Wednesday, June 26, 2013

A short story-part 1

  Liang Kui sat in front of his hut, breathing in the cool autumn.  Fishing around in his threadbare robe, he produced a long bamboo pipe, and a pouch of seasoned tobacco, one of the few luxuries he allowed himself in his old age.  Deftly, he lit the pipe, letting his thoughts drift back as he took a long pull.  Exhaling, he watched the smoke drift lazily away through the mist choked bluffs.
  The past few years had been good to him, far from the stilted ceremony of the grand court.  Liang Kui was, much father's regret, dismissive of the intricate rituals and ceremony that bound together Chiatze society, dismissive indeed of the gods themselves.
  He still remembered the exact moment he had renounced the various ancestor spirits and deities, that moment of seething illumination.  Lady Gu had come to him, then a raw physician of some twenty-three seasons, claiming to have heard stories of his skill.  The Gu Household, once fabulously wealthy, was now nearly bankrupt, its wealth gambled away by the scion whose treatment Lady Gu was now seeking.  Liang Kui knew that his skills were all they could afford.  Disappointingly, he learned just how much they were worth, accepting the few taels she handed over while inwardly fuming.  The false flattery had almost been too much to bear, but this?  The cost of treatment would far exceed his meager compensation, but she knew it would be churlish of him to point this out.  And yet, her arrogance compelled him to work all the harder to save her worthless son.

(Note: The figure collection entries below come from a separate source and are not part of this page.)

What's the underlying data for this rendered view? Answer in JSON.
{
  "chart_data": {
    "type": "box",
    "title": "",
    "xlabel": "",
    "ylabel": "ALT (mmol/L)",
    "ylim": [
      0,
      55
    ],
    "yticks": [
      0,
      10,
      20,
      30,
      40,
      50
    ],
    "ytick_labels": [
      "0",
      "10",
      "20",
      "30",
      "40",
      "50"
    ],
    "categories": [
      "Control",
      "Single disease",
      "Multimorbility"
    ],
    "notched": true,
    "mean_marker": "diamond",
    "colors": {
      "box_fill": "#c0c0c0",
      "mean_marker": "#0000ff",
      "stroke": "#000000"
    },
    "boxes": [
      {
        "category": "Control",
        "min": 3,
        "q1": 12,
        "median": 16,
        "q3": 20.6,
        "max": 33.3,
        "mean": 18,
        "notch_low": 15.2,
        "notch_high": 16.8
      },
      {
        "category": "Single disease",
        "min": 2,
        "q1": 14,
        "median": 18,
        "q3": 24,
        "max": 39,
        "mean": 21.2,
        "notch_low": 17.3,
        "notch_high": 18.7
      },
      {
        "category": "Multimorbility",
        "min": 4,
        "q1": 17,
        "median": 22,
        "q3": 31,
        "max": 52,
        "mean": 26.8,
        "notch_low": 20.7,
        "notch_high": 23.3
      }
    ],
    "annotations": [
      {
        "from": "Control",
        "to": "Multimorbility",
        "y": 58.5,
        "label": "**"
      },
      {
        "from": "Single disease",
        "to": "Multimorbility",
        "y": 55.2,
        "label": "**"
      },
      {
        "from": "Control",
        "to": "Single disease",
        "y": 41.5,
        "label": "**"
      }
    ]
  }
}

  He spent many sleepless nights by Gu Dan's bedside, fighting a bout of consumption brought on by reckless living and frequent whoring.  He tried various concoctions with varying degrees of success, spending a small fortune on exotics: ground rhino horn, and iridescent algae harvested close to the springs around Mt. Karunat to the north.  And when he had brought Gu Dan back from the cusp of death, Lady Gu, no longer ingratiating smiles and honeyed words, had strutted in, thrown him a trinket worth no more than a few taels, and had her son, despite his reasoned protest, carried out in a palanquin.  The speed of his treatment had not been to her liking, but even the great Lord Bao himself could not have brought about instant recovery in such an advanced case.  He later heard that due to his non-existent pedigree, she had sacrificed at the local physician god's altar, hedging her bets with an expensive family heirloom.  The next day, her soon was going about his daily business, gambling away what little wealth they had left, and whoring as if the barbarian hordes were at the family threshold.  It had been a miracle, Lady Gu proclaimed, and the standing of the local physician deity, a recently deified man still in living memory, improved drastically.  The god's rank was promoted to imperial status, and his descendants became recipients of a sizable stipend, part of which found its way to the Gu Family coffers.
  Liang Kui swore at the memory, then let out a long puff, willing his anger away in the thin, curling smoke.  Life had served him well in the end, much better than Lady Gu anyway.  It was then that he noticed a sharp knock at the door.  His mood already soured, he flicked ash from his pipe and set it down, annoyed by the disturbance.